A Constellation of Vital Phenomena by Anthony Marra

Longbourn
by Jo Baker
Showcasing the intimate lives of the maids, housekeepers, and footmen, this is the “downstairs” version of Pride and Prejudice and it’s so FUN! Even Jane herself would be enthralled. With fully realized characters, a very romantic plot, and tantalizing glimpses of all our favorite literary figures, I savored every moment. I trust you will, too!

Longbourn by Jo Baker

Wash
by Margaret Wrinkle
You may think this is not the type of book you’re in the mood to read, but I urge you to think twice. Wash is beautifully written, provocative, enlightening, and is one of the most compelling books I’ve read all year.

Wash by Margaret Wrinkle

 

NONFICTION

Hitler’s Furies: German Women in the Nazi Killing Fields
by Wendy Lower
Hitler’s Furies is for any fan of WWII history. Bravely, it asks the question, “What were all of the women of the Third Reich doing during the Holocaust?” The answer is quite shocking, as many of the wives, secretaries, and nurses of the Reich were fully participating in the atrocities and extermination of the Jews.

Hitler's Furies: German Women in the Nazi Killing Fields By Wendy Lower

Five Days at Memorial: Life and Death in a Storm-Ravaged Hospital
by Sheri Fink
As Hurricane Katrina finally pulls out of an utterly devastated New Orleans, the crisis at Memorial Hospital is only the beginning. Unprecedented flooding makes patient evacuation near impossible. When the power goes out, who is rescued? Five Days at Memorial lays out these devastating choices in the most terrifying of ways.

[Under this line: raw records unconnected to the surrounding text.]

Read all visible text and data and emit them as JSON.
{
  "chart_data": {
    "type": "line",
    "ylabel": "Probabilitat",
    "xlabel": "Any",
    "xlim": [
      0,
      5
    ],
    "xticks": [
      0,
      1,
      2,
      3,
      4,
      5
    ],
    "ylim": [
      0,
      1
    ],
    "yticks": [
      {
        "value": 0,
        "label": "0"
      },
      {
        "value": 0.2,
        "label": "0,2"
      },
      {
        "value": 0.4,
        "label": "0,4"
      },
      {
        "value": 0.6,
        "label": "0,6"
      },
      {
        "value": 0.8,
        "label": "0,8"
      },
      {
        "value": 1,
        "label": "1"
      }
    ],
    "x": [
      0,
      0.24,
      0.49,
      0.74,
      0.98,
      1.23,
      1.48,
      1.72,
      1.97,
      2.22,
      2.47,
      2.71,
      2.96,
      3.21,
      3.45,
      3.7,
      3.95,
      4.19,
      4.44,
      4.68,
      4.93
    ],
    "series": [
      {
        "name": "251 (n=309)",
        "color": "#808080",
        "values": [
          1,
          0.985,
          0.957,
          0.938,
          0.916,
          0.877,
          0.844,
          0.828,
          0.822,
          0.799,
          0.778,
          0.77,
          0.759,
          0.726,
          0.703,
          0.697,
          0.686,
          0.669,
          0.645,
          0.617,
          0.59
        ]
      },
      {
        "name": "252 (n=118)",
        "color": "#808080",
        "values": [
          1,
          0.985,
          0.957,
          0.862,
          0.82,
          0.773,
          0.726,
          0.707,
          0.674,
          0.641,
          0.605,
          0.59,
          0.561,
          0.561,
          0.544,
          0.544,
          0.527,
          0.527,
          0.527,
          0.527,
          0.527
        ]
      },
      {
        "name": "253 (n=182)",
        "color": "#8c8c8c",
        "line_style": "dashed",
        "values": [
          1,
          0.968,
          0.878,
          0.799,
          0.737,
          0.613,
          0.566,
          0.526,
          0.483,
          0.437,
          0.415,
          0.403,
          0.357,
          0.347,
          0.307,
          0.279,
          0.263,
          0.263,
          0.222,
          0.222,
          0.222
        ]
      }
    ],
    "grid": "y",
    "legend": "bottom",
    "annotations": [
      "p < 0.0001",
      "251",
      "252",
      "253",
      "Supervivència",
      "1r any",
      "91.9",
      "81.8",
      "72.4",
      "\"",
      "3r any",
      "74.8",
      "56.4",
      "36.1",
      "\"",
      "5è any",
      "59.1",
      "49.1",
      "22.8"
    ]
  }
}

Five Days at Memorial By Sheri Fink

A House in the Sky
by Amanda Lindhout
Held captive for 15 months, Amanda Lindhout experienced many things we couldn’t fathom a human being ever surviving. And yet, here is her incredible story and her inspirational book. Fans of Unbroken will also get the same satisfaction reading how Amanda holds hope and forgiveness as her guiding light.

A House in the Sky by Amanda Lindhout

Empress Dowager Cixi: The Concubine Who Launched Modern China
by Jung Chang
A wallop of a fascinating biography, Jung Chang expertly traces the milestones of Empress Dowager Cixi’s life. Thought to be the most important woman in all of Chinese history, the Empress ruled the country for decades—bringing a medieval empire into the modern age with new infrastructure, abolishing gruesome torture, inaugurating women’s liberation, and inciting political revolution.

Empress Dowager Cixi By Jung Chang

Gulp: Adventures on the Alimentary Canal
by Mary Roach
Join Mary Roach for an incredibly fascinating and wildly entertaining adventure through our hearty digestive system. Along the way, we encounter wacky scientists, strange diets, bizarre medical fads, and so much more. Even though we know how the story ends, the journey along the way is really quite miraculous.